This wonderful line from Leonard Cohen, new to me, has to be shared:
"There's a crack in everything; that's how the light gets in." Similarly, the medieval mystic Julian of Norwich spoke of wounds as "holes in the soul" where light--and life--can get through.
As I wrestled this week with pain and the body's various aches, I turned to this bit of wisdom, reminding me of life's imperfections and the positive lessons to be learned from contemplating a global community that shares pain, fear (over the terrorism in Paris and elsewhere), and suffering.
What can pain teach us? David Whyte has posed that question to himself many times, I would think, as his little book of reflections, Consolations, shows; and often there is an undercurrent of the positive breaking through the reality of suffering.
Although sometimes his sentences lose me by their level of abstraction so that he becomes opaque rather than lucid, Whyte has things to say about loneliness that illustrate what I mean. Loneliness allows us to pay attention to others, he says, to find "the healing power in the other" even in the midst of our sadness.

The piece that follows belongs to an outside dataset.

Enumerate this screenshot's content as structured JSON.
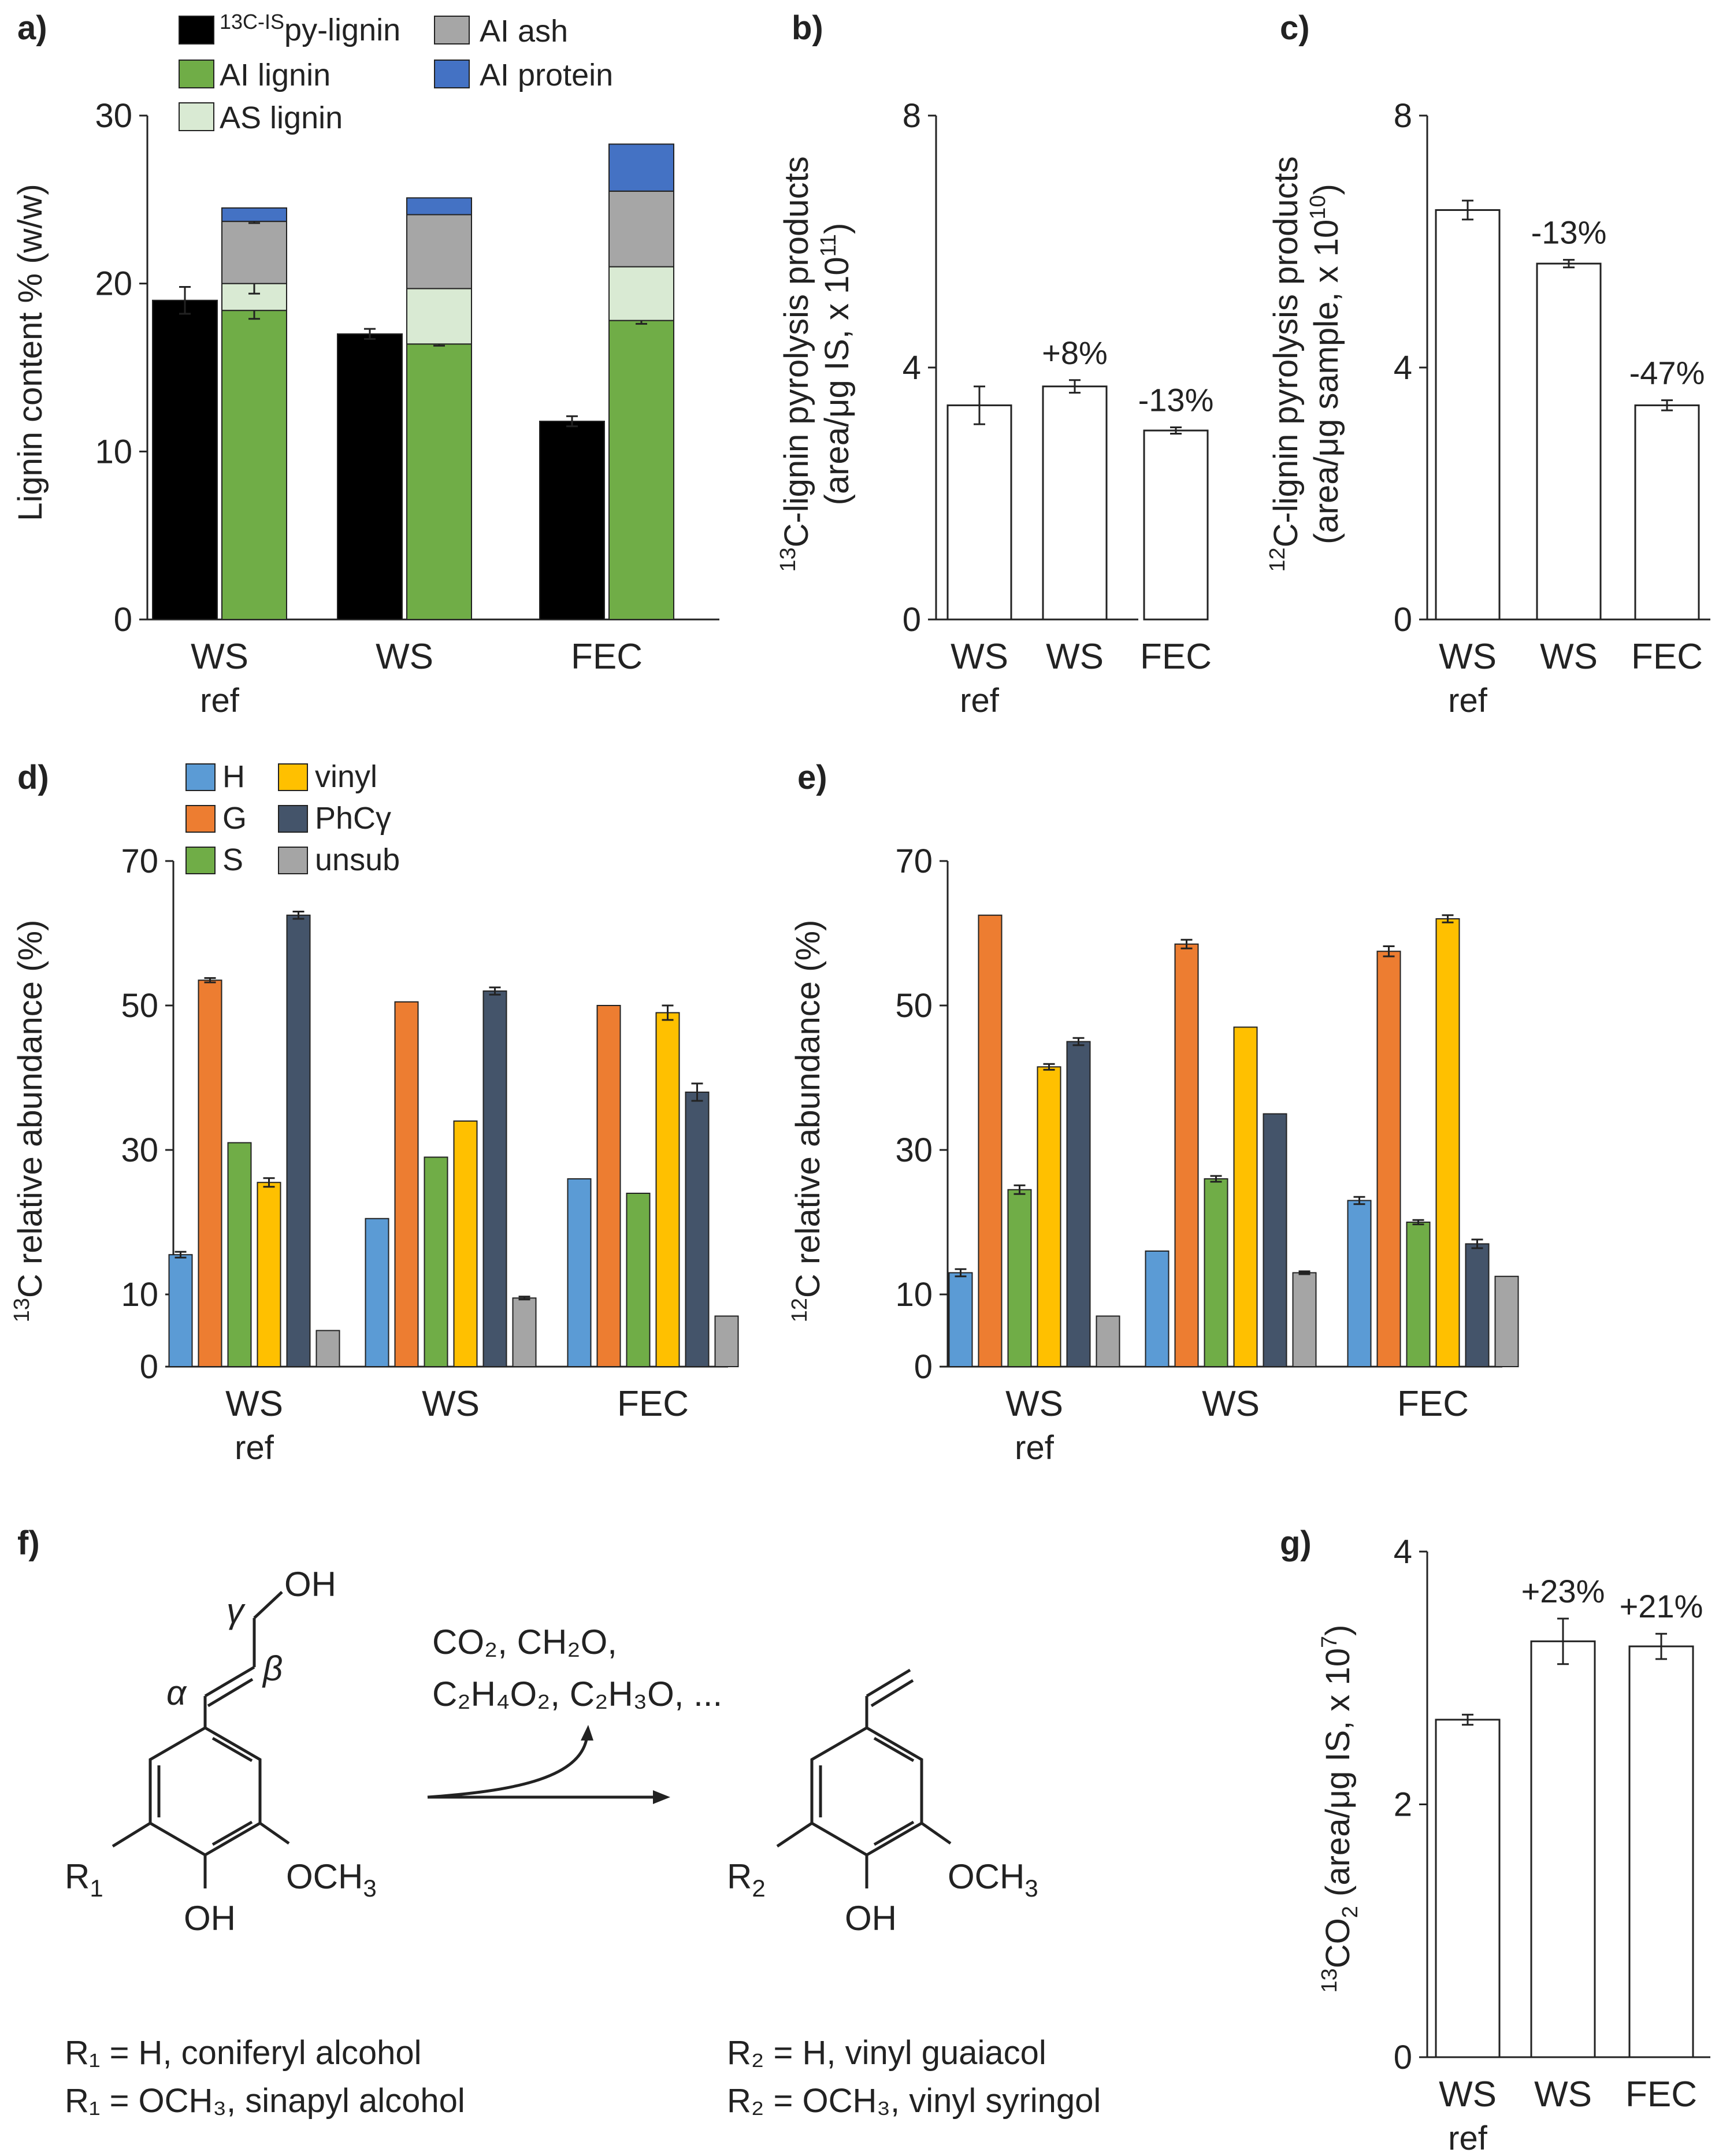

In the silence of solitude, as Thomas Merton found, we can feel spiritually connected to other souls; and we can listen to our inner selves and the voices of authors we read before we emerge in the world again, ready to listen to those around us with real attention.
Without pain, would there be empathy? For the Christian, of course, the crucified Christ embodies the world-suffering of humanity in such a totally unselfish way that the believer can feel saved, enlightened by the light that comes through the cracks.